Todos conhecem a máxima de George Orwell em 1984:
“Quem controla o passado, controla o futuro. Quem controla o presente, controla o passado.”
Mas afinal o que isso significa? É possível perceber e materializar essa reflexão em ficções como as de Gibson em Neuromancer ou mesmo na HQ Arcanjo?
O futuro distópico de 1984 criado por George Orwell na década de 1940 reflete um controle por parte de um estado totalitário, o qual vigia, censura e induz os indivíduos a pensar de modo uniforme. Essa trama do controle do pensar ou do imaginário coletivo é recorrente em narrativas que buscam refletir sobre tempos históricos diferentes, especialmente em ficções científicas futuristas. Em alguns momentos essas histórias refletem desigualdades do presente como no filme Elysiun (2013) do diretor Neill Blomkamp, estrelado por Matt Damon. Em outros, buscam em forma de reflexão explicitar um processo de construção de uma consciência histórica através de analogias ou metáforas filosóficas.
Como assim?
Se você conhece o seu passado, você tem uma ideia do seu presente e, por consequência o caminho que quer seguir, certo? E se alterássemos o seu passado, isso mudaria o seu caminho?
William Gibson é considerado, ao lado de Bruce Sterling e John Shirley, um dos fundadores do gênero cyberpunk, um universo futurista, tecnologicamente avançado, crítico e pessimista em relação às nossas expectativas de futuro. Retrata ambientes de uma sociedade falida, personagens com implantes cibernéticos e a possibilidade de entrar na matrix, ou melhor, no ciberespaço, termo cunhado por Gibson e reproduzido em inúmeras outras produções, inclusive acadêmicas. Seu livro de estreia denominado Neuromancer, publicado em 1984, na mesma década do filme Blade Runner, além de vencer a tríplice coroa da ficção científica, influenciou o filme Matrix de 1999 ao relacionar os dois mundos, o “real” e o “virtual”, também o game Cyberpunk 2077 lançado em 2020 ao retratar a estética neon das cidades orientais, os aparatos cibernéticos ou as consciências dentro do ciberespaço.
Esses ambientes dão vazão para reflexões sobre o tempo histórico ao saltarmos para o futuro, sobre a consciência humana ao entrarmos na matrix e a própria compreensão do nosso tempo presente ao nos distanciarmos através de metáforas ou analogias futuristas. No filme Matrix, no game Cyberpunk 2077 e em Neuromancer, por exemplo, podemos perceber uma crítica ao sistema capitalista do presente, apesar de ser uma história sobre o futuro. Como dizia Saramago:
“É preciso sair da ilha para ver a ilha”.

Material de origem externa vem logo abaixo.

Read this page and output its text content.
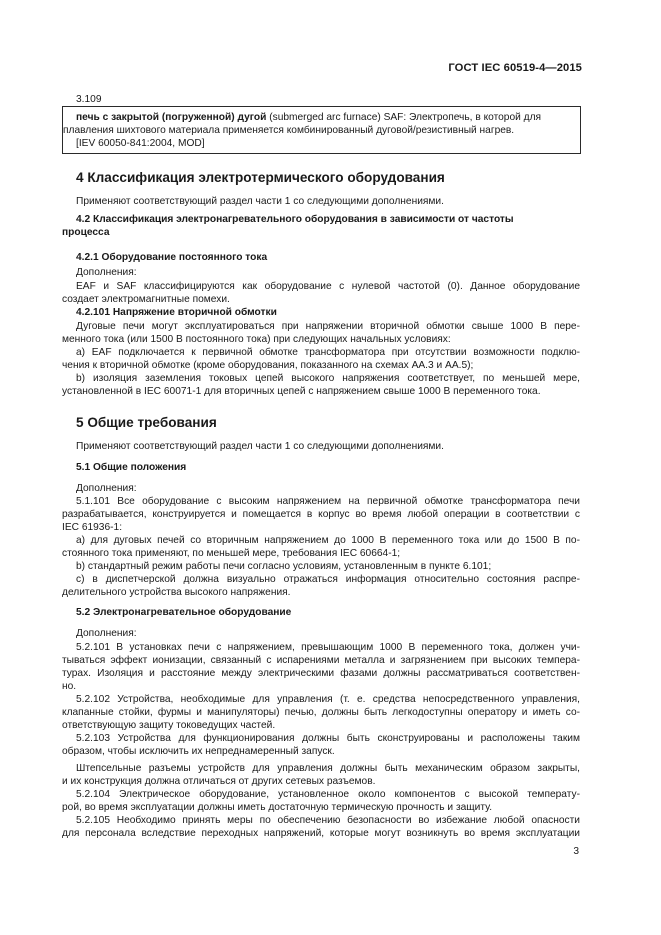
ГОСТ IEC 60519-4—2015
3.109
печь с закрытой (погруженной) дугой (submerged arc furnace) SAF: Электропечь, в которой для
плавления шихтового материала применяется комбинированный дуговой/резистивный нагрев.
[IEV 60050-841:2004, MOD]
4 Классификация электротермического оборудования
Применяют соответствующий раздел части 1 со следующими дополнениями.
4.2 Классификация электронагревательного оборудования в зависимости от частоты
процесса
4.2.1 Оборудование постоянного тока
Дополнения:
EAF и SAF классифицируются как оборудование с нулевой частотой (0). Данное оборудование
создает электромагнитные помехи.
4.2.101 Напряжение вторичной обмотки
Дуговые печи могут эксплуатироваться при напряжении вторичной обмотки свыше 1000 В пере-
менного тока (или 1500 В постоянного тока) при следующих начальных условиях:
а) EAF подключается к первичной обмотке трансформатора при отсутствии возможности подклю-
чения к вторичной обмотке (кроме оборудования, показанного на схемах АА.3 и АА.5);
b) изоляция заземления токовых цепей высокого напряжения соответствует, по меньшей мере,
установленной в IEC 60071-1 для вторичных цепей с напряжением свыше 1000 В переменного тока.
5 Общие требования
Применяют соответствующий раздел части 1 со следующими дополнениями.
5.1 Общие положения
Дополнения:
5.1.101 Все оборудование с высоким напряжением на первичной обмотке трансформатора печи
разрабатывается, конструируется и помещается в корпус во время любой операции в соответствии с
IEC 61936-1:
а) для дуговых печей со вторичным напряжением до 1000 В переменного тока или до 1500 В по-
стоянного тока применяют, по меньшей мере, требования IEC 60664-1;
b) стандартный режим работы печи согласно условиям, установленным в пункте 6.101;
с) в диспетчерской должна визуально отражаться информация относительно состояния распре-
делительного устройства высокого напряжения.
5.2 Электронагревательное оборудование
Дополнения:
5.2.101 В установках печи с напряжением, превышающим 1000 В переменного тока, должен учи-
тываться эффект ионизации, связанный с испарениями металла и загрязнением при высоких темпера-
турах. Изоляция и расстояние между электрическими фазами должны рассматриваться соответствен-
но.
5.2.102 Устройства, необходимые для управления (т. е. средства непосредственного управления,
клапанные стойки, фурмы и манипуляторы) печью, должны быть легкодоступны оператору и иметь со-
ответствующую защиту токоведущих частей.
5.2.103 Устройства для функционирования должны быть сконструированы и расположены таким
образом, чтобы исключить их непреднамеренный запуск.
Штепсельные разъемы устройств для управления должны быть механическим образом закрыты,
и их конструкция должна отличаться от других сетевых разъемов.
5.2.104 Электрическое оборудование, установленное около компонентов с высокой температу-
рой, во время эксплуатации должны иметь достаточную термическую прочность и защиту.
5.2.105 Необходимо принять меры по обеспечению безопасности во избежание любой опасности
для персонала вследствие переходных напряжений, которые могут возникнуть во время эксплуатации
3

Na HQ Arcanjo a construção do tempo histórico é usada como ponto de partida para um mundo destruído pela guerra nuclear e com tecnologia para viajar no tempo e reconstruir novos futuros possíveis. É através de uma máquina chamada Splitter que lideranças políticas americanas viajam no tempo para reordenar o passado de modo a controlar de forma ainda mais restrita o presente. Duas missões então são enviadas para o contexto da Segunda Guerra em 1945, uma liderada por forças políticas em busca de mais poder e outra de resistência que busca impedir que o futuro ainda possa piorar. Trajes tecnológicos, linhas do tempo paralelas, conspiração, militarismo, espionagem e o contexto da Segunda Guerra, relacionam um roteiro cinematográfico no decorrer de cinco volumes com uma crítica sobre o controle das elites, a destruição do planeta e o poder que envolve inclusive, reconstruir o passado e controlar o futuro.
Será possível reordenar o nosso imaginário sobre o passado? Através de que meios o passado é contado? Se caso o passado for manipulado, quem o manipulou? Quem é beneficiado? Quais direções estamos tomando se nosso passado é volátil?
O mais instigante da ficção científica, são as perguntas e questionamentos que ela deixa na leitura sobre o nosso próprio mundo. Recomendo a leitura da HQ Arcanjo e do livro Neuromancer, para que você leitor, traga aqui as suas próprias reflexões sobre história, tempo e quadrinhos.